WE get it. Here is what one of our sales executives wrote me after I sent him the link:
Thanks for sharing this insightful little “truth” in the HBR. I have always believed that investing in “relationships” is at the heart of any successful endeavor, especially a solid business. The challenge as stated in the article is this idea of needing to “balance one against the other” in order to achieve the overall business objective. To believe that “success” necessitates some kind of trade off with “kindness” does not have to be the principle by which a company or its employees are motivated to achieve or perform. Although, it is obvious that what is practiced often drifts from what is believed on a such a fundamental level. It should not be perceived this way. If asked, our colleagues would openly protest and disagree with the idea that in order to be successful it means sacrificing the influence of kindness in the process of doing business. At some level this just does not sit well with the expectations of how people desire to be treated. People would agree both components, kindness and success, are interconnected in every good business relationship.
The question that is being asked by the article is better expressed as, “why if kindness is so important in business interactions that it is regularly sacrificed?” even though this ultimately puts the long term success of the business in jeopardy. And to this point, there are multiple reasons to address the “why” but at its core there are a couple that surface first. Expedience dictates the drift from belief to practice. The value of enduring loyal customer relationships has eroded in this fast paced, point and click responsive world to the degree that no one is looking beyond the present or near term business objectives to address the impact of today’s behavior on tomorrow’s opportunities. The pressure around present performance has minimized long term strategic planning. This is compounded by the uncertainty of the future and the immediacy of multiple options in a competitive market place. Unfortunately, kindness is overlooked as a key differentiator when looking at multiple companies which at first glance appear to be identical on the outside when it comes to the business solutions they provide.
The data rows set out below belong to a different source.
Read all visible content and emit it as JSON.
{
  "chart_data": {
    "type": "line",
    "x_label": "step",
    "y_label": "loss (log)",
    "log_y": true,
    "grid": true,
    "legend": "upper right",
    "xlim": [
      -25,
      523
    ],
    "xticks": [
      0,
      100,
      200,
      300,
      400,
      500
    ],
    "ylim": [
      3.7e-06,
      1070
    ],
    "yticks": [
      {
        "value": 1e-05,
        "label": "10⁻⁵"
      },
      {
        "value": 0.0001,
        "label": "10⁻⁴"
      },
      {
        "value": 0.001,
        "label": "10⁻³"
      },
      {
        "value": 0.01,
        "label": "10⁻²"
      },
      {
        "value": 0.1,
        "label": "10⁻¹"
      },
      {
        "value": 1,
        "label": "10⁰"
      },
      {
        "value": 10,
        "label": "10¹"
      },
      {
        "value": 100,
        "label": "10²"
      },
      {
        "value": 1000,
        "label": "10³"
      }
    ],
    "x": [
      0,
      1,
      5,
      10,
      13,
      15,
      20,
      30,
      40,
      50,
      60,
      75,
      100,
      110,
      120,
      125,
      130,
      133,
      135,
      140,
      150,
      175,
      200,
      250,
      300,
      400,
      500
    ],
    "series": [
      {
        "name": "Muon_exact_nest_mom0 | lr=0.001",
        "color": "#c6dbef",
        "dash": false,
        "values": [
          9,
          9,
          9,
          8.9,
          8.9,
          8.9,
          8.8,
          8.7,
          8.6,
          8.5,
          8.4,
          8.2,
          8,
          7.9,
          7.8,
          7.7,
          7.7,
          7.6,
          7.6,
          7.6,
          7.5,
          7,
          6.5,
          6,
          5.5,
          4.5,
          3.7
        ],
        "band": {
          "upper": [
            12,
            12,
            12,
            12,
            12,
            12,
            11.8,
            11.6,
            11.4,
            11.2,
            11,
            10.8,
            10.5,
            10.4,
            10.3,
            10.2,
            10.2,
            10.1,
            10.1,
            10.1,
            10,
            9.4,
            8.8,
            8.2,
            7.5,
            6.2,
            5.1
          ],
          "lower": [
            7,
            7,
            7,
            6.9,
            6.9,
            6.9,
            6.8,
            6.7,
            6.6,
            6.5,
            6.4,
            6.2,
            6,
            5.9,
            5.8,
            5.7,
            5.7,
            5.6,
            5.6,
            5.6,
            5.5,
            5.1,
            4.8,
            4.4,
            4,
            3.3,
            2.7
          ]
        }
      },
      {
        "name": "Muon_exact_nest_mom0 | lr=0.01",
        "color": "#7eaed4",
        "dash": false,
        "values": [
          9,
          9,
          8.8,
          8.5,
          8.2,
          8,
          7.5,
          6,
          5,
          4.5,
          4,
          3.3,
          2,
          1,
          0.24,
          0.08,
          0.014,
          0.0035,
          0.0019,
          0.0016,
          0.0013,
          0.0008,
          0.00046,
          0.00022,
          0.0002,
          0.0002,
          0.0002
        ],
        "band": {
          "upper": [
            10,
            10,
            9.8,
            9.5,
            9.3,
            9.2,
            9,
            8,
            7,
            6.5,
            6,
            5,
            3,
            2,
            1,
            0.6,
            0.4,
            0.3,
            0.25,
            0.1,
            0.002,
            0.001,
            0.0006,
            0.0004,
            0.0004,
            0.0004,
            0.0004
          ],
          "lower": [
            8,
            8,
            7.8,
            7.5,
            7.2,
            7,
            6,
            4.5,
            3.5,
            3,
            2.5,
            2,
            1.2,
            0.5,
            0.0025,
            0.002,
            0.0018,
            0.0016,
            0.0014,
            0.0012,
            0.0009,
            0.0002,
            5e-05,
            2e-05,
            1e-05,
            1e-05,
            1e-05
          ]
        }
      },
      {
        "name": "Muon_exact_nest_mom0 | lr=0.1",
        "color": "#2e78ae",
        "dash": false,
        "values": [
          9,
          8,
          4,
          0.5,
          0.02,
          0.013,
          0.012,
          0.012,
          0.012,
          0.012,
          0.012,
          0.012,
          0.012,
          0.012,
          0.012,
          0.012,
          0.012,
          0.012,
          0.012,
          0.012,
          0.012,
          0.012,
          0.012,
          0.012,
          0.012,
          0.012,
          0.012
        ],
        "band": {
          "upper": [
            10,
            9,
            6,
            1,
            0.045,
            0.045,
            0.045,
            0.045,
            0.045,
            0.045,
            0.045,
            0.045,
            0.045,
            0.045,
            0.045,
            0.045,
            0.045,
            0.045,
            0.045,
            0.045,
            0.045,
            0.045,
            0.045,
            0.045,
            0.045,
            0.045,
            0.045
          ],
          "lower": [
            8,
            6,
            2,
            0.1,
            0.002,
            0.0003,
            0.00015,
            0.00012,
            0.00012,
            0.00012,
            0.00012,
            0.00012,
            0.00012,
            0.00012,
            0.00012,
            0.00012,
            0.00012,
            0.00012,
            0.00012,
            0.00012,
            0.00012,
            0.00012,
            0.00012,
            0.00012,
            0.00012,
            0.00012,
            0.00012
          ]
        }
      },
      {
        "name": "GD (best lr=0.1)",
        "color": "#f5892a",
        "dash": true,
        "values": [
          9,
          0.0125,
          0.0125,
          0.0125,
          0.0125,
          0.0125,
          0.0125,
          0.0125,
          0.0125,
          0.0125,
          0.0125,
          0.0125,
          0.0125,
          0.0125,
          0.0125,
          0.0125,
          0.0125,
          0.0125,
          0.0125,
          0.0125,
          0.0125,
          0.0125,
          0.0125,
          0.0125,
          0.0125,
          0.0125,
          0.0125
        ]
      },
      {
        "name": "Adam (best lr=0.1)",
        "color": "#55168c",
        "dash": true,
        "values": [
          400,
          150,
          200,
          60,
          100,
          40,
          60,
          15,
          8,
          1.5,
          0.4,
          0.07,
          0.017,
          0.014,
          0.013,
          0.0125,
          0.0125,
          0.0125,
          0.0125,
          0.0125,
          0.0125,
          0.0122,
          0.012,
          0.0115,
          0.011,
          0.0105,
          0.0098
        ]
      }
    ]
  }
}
Secondly, such emphasis is placed on the business objective at hand that sacrificing a little kindness in the relationships involved some how gets labeled as secondary in importance on the priority scale. Executing gains in a strategic battle does not guarantee ultimate victory. Battles are crucial but the ultimate goal is to win the war. This over emphasis on the process and appropriately addressing the methodology towards success in order to provide evidence that one is doing the right things often gets in the way of doing what is right. Employees who think of themselves simply as employees and not business owners who feel as though they have a vested interest in shaping the way business is done in their interactions with clients; makes for an environment where the process wins out over the person. Kindness is more than just a long term play. It must genuinely be part of the business environment. The idea of “Customer First” is more than just good business sense. It is a strategic reminder of how to practice kindness at each step in the business process. It is also a fundamental that must influence each turn of the rudder steering the company to it ultimate destination, success. If kindness is left behind, success at some degree is also sacrificed.